Car wash can help prevent unexpected costs caused by road salt, brine
It may be hard to find the motivation to get our cars washed during the winter, but mechanics say to avoid having your car end up in the shop thanks to damage caused by road salt and brine, a $5 car wash pays off in the long run.
Brine and road salt are two solutions crews rely on to keep cars from losing control on the roadways. However, if left untreated on our cars, mechanics say it could cause other problems down the road.
“It’s automotive cancer. Once it’s there, it has to be cut out or replaced or else it just keeps coming back and coming back,” said Guy Olson, service manager at Butitta Brothers Automotive.
Brine is stronger than rock salt. Its powerful solution, often combined with calcium chloride, means its strength also takes a harsher toll on the wear and tear of your car. Once your car starts to rust, Olson said the only way to fix the car is to replace the metal, which could cost up to thousands of dollars depending on the make of your car.

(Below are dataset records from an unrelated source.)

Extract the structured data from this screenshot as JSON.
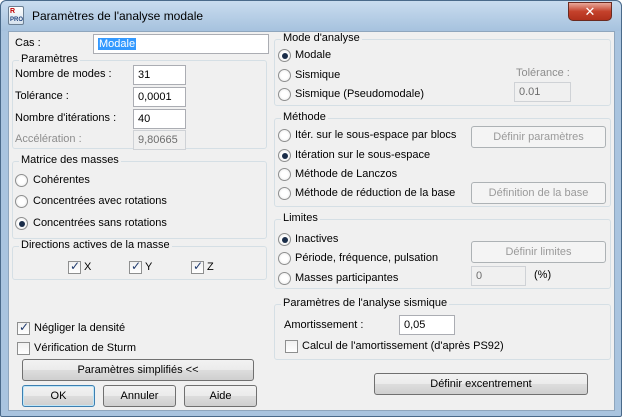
{
  "window": {
    "title": "Paramètres de l'analyse modale",
    "icon_text_top": "R",
    "icon_text_bottom": "PRO",
    "close_glyph": "✕"
  },
  "left": {
    "case_label": "Cas :",
    "case_value": "Modale",
    "params_title": "Paramètres",
    "modes_label": "Nombre de modes :",
    "modes_value": "31",
    "tolerance_label": "Tolérance :",
    "tolerance_value": "0,0001",
    "iterations_label": "Nombre d'itérations :",
    "iterations_value": "40",
    "acceleration_label": "Accélération :",
    "acceleration_value": "9,80665",
    "mass_title": "Matrice des masses",
    "mass_options": [
      "Cohérentes",
      "Concentrées avec rotations",
      "Concentrées sans rotations"
    ],
    "dir_title": "Directions actives de la masse",
    "dir_x": "X",
    "dir_y": "Y",
    "dir_z": "Z",
    "neglect_density": "Négliger la densité",
    "sturm": "Vérification de Sturm"
  },
  "right": {
    "mode_title": "Mode d'analyse",
    "mode_options": [
      "Modale",
      "Sismique",
      "Sismique (Pseudomodale)"
    ],
    "mode_tolerance_label": "Tolérance :",
    "mode_tolerance_value": "0.01",
    "method_title": "Méthode",
    "method_options": [
      "Itér. sur le sous-espace par blocs",
      "Itération sur le sous-espace",
      "Méthode de Lanczos",
      "Méthode de réduction de la base"
    ],
    "define_params_btn": "Définir paramètres",
    "define_base_btn": "Définition de la base",
    "limits_title": "Limites",
    "limit_options": [
      "Inactives",
      "Période, fréquence, pulsation",
      "Masses participantes"
    ],
    "define_limits_btn": "Définir limites",
    "limit_value": "0",
    "limit_unit": "(%)",
    "seismic_title": "Paramètres de l'analyse sismique",
    "damping_label": "Amortissement :",
    "damping_value": "0,05",
    "damping_calc": "Calcul de l'amortissement (d'après PS92)",
    "eccentricity_btn": "Définir excentrement"
  },
  "footer": {
    "simplified_btn": "Paramètres simplifiés <<",
    "ok_btn": "OK",
    "cancel_btn": "Annuler",
    "help_btn": "Aide"
  }
}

“The salt will actually hit the car, and unless it’s wet, it will not stick there. Now the brine is constantly wet, and it flies up and splatters on your car. It gets underneath the car, and it sits and stays on everything,” Olson said.
The city of Janesville uses both a salt brine and additional liquid chemicals to treat the roadways. AAA officials said drivers across the nation spend around $6.5 billion every year repairing damages by salt and brine corrosion.
It’s a cost drivers like Danielle Ciebell said they are willing to pay, even when it’s snowing, to avoid spending more money in the long run.
“I’m invested in the car so I’m trying to keep it as nice for as long as I can. So I figure a $5 car wash here and there, why not?” she said.
Olson suggests drivers wash their car at least two times a month to make sure any brine residue is washed away. He said the most important part to wash is underneath the car, where residue can hide.